Still, amidst all the politics and gossip and Machiavellian maneuverings, I think its important to remember why we watch the sport that the intrigue often overshadows.

Excitement.  Speed.  Danger.  Lifestyle.  Poetry in Motion.  An hour or two spent worrying about someone else’s life and not our own.  Combat (generally) without bloodshed.  Show business.  Entertainment.

There’s the sheer joy of watching beauty in sport like the clean lines and often sweeping arcs required to maintain the perfect lap in qualifying.  Or the dichotomy of very fast cars driven by very fast men, bouncing off curbing and Armco barriers and each other in Monaco, a bastion of leisure.  Then there is the elegance and efficiency of a car and engine combination that slices through air, with only a bit of slide for drama.

Speaking of drama, where else does one find changing conditions that bring a championship down to thirty seconds after the winner has already finished the distance?  Then there’s the fact that, while being extremely well compensated for their time and name, most of the drivers we watch had the dreams of winning as a child we might have had.  “We didn’t race go-karts as kids dreaming of being rich, we dreamt of being the world champion,” as Jenson Button said after winning in Australia.  They’re real people, in real life, not a movie; even if what really happens would have been tossed out of Hollywood as simply too impossible to be put on film.

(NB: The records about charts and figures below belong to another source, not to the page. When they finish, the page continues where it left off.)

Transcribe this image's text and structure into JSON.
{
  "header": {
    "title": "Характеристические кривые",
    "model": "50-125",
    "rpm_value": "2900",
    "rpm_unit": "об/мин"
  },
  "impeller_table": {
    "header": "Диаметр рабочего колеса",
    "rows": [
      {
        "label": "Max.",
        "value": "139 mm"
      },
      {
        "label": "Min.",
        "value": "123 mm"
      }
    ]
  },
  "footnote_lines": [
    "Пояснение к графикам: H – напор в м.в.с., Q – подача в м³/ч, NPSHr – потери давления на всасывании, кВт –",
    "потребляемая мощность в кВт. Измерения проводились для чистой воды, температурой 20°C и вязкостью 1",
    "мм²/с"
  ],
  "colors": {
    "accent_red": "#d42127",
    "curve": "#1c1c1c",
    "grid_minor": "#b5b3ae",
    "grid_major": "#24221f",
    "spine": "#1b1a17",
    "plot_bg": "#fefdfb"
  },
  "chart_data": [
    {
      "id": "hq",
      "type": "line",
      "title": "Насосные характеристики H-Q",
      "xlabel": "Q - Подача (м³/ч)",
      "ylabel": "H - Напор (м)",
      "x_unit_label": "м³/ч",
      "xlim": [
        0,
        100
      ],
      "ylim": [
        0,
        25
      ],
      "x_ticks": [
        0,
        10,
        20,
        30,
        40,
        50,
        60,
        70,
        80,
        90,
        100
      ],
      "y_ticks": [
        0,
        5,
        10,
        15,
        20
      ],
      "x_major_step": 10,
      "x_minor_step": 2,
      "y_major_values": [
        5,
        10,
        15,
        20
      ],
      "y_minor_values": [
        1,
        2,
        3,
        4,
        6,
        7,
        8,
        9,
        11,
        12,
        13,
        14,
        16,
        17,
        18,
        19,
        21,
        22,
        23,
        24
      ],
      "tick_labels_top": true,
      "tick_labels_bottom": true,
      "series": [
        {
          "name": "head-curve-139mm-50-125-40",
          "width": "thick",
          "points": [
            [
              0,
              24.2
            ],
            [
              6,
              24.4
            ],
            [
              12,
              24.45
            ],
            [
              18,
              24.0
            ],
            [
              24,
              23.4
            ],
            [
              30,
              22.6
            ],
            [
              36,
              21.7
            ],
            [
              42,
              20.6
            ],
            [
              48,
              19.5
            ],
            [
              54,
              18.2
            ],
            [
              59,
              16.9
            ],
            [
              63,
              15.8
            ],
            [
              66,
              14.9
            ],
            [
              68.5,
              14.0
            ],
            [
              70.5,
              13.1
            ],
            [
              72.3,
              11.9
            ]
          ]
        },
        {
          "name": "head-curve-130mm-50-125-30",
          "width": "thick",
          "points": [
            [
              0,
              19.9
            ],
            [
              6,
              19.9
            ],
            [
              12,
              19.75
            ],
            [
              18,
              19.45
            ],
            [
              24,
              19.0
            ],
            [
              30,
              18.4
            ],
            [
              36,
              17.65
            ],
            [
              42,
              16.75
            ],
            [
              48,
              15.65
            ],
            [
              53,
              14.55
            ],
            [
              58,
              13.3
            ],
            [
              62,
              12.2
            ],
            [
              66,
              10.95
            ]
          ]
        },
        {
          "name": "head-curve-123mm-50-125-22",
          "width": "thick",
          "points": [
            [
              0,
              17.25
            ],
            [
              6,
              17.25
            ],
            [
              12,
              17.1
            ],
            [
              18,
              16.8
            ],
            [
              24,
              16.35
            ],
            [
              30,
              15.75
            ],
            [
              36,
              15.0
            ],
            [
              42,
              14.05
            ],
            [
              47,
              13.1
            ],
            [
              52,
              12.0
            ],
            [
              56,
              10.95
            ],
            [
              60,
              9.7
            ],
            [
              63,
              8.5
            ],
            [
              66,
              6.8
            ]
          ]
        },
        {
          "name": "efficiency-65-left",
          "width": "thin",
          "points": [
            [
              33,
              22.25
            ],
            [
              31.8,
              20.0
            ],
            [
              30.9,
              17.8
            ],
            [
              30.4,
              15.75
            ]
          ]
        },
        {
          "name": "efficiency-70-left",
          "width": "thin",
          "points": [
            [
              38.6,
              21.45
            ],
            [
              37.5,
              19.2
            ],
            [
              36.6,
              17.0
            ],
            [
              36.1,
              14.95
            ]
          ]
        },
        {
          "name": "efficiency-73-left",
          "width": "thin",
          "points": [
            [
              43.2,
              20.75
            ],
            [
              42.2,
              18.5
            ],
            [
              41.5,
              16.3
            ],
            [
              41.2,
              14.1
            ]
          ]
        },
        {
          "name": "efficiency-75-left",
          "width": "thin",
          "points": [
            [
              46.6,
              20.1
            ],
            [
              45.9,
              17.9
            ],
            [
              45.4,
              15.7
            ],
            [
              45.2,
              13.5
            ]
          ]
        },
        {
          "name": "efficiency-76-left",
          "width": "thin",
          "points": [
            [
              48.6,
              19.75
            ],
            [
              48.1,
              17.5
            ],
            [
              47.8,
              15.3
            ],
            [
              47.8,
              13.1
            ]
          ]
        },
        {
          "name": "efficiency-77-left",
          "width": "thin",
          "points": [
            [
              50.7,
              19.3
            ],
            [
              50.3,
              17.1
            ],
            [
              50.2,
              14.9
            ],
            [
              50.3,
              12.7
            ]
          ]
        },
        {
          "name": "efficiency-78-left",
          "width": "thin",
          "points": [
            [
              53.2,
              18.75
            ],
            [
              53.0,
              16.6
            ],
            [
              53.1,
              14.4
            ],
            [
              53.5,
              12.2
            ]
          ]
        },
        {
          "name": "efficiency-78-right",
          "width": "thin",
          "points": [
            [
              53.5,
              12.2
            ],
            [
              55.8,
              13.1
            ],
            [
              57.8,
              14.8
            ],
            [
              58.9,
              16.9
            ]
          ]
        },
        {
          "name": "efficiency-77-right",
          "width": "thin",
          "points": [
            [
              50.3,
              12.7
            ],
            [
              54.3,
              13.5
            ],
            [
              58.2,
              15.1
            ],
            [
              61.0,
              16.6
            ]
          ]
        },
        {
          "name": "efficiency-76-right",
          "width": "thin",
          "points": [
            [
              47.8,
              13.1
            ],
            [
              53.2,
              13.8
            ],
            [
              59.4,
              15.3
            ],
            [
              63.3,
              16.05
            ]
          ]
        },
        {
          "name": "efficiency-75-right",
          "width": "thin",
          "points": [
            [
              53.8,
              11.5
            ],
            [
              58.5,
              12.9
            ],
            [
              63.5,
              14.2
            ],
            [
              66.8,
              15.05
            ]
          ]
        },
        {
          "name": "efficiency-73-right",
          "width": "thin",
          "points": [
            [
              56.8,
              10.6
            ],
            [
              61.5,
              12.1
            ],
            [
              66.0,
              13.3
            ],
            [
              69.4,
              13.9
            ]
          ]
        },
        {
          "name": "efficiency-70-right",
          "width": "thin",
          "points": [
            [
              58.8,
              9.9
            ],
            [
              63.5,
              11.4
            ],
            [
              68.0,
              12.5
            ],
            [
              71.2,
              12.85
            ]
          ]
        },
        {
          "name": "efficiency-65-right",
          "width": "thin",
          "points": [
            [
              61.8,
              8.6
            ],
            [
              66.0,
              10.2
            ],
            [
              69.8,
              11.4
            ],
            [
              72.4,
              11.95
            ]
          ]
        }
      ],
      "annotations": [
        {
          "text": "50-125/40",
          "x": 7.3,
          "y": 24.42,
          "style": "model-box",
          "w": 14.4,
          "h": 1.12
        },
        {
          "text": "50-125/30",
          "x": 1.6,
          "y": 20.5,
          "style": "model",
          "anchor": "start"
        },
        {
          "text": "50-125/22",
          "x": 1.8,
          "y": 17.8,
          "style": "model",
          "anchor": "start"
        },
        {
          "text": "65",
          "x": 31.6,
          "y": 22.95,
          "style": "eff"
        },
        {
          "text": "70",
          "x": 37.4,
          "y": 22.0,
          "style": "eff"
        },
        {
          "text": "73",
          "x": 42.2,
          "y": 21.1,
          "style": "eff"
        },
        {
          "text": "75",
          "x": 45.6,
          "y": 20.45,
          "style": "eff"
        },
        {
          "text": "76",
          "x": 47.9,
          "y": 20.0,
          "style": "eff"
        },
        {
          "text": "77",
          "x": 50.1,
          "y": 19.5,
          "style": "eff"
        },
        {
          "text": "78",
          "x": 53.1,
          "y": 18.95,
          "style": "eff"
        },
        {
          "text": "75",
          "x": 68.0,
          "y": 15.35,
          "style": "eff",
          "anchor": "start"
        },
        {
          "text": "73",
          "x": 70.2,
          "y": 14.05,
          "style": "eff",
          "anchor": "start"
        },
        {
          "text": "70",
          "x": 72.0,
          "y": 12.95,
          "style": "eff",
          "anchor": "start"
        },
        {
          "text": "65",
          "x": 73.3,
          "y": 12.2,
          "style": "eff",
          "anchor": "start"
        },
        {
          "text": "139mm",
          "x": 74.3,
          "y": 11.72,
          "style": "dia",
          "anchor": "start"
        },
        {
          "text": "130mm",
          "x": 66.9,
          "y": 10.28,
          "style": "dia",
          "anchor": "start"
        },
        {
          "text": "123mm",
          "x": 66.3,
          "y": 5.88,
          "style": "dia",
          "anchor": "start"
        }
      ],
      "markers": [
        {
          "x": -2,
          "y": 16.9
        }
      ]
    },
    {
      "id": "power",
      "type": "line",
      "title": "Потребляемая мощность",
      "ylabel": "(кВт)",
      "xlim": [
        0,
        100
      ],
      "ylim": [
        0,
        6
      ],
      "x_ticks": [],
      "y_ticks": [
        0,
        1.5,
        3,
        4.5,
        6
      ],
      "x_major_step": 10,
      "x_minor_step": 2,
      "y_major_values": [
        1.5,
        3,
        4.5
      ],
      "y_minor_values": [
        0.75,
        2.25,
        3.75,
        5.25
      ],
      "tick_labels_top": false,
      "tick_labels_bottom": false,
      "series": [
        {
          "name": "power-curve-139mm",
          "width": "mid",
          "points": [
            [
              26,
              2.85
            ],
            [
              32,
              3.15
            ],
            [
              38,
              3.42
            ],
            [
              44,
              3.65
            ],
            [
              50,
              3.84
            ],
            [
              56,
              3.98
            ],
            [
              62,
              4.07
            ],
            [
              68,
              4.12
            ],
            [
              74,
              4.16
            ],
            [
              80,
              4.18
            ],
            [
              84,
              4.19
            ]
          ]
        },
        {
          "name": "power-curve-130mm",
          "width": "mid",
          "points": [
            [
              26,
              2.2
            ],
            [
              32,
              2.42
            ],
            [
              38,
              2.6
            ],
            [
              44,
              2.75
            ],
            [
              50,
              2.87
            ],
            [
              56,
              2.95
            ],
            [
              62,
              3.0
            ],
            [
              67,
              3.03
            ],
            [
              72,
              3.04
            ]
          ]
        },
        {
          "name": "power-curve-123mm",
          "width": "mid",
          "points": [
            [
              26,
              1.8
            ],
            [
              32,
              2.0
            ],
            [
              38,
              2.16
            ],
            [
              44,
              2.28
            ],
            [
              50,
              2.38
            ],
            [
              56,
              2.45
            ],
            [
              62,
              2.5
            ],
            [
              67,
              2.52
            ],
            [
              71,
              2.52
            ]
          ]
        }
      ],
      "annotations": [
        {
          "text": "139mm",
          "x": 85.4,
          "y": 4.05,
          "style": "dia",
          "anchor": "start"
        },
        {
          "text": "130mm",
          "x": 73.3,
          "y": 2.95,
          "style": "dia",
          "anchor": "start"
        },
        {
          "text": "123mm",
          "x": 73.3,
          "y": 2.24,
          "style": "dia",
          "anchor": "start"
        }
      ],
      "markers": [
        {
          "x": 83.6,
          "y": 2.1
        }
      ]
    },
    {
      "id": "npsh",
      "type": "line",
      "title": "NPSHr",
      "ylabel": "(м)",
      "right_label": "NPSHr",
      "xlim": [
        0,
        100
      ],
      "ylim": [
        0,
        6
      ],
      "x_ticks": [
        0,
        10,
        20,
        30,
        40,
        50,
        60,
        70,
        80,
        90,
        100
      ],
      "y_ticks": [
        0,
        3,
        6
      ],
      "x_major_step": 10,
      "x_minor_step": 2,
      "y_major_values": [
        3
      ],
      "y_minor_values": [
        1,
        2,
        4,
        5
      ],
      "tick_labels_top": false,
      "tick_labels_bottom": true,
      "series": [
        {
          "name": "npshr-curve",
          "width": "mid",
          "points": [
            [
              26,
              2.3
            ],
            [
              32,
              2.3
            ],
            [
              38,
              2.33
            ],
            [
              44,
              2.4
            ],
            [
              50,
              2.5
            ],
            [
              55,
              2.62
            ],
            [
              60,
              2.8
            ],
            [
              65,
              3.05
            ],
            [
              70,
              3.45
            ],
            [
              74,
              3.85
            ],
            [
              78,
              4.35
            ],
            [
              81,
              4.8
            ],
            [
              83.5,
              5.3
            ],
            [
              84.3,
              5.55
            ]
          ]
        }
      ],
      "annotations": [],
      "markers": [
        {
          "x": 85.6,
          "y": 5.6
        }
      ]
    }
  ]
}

It is the impossible task to be completed: finishing a rigorous season, winning enough points to be proclaimed the best in the world.  While the beauty is in the win, it is also in the effort.  The attempt is all. The bravado and skill required to play is sometimes enough.  Though never enough to finish first. It is that determination we viewers sometimes wish to apply to our own lives.  Or the personalities that make the beauty more humorous.  There’s always a Michael Schumacher or Aryton Senna willing to push a few people out of the way to get to the front.  Mark Webber will throw a few curses at the television cameras, just to see if the ratings people can catch them in time.  Polarizing figures give someone to cheer for, or root against.

Let’s take a moment to remember why we watch the races themselves, the drivers who participate in them, and the engineers and mechanics who build and maintain the machines that make it all possible.

Now, since we won’t be seeing any of that for another three weeks, let’s fill our time with what we can.  Have you heard that Jenson Button just participated in the London Triathlon with two of his race engineers?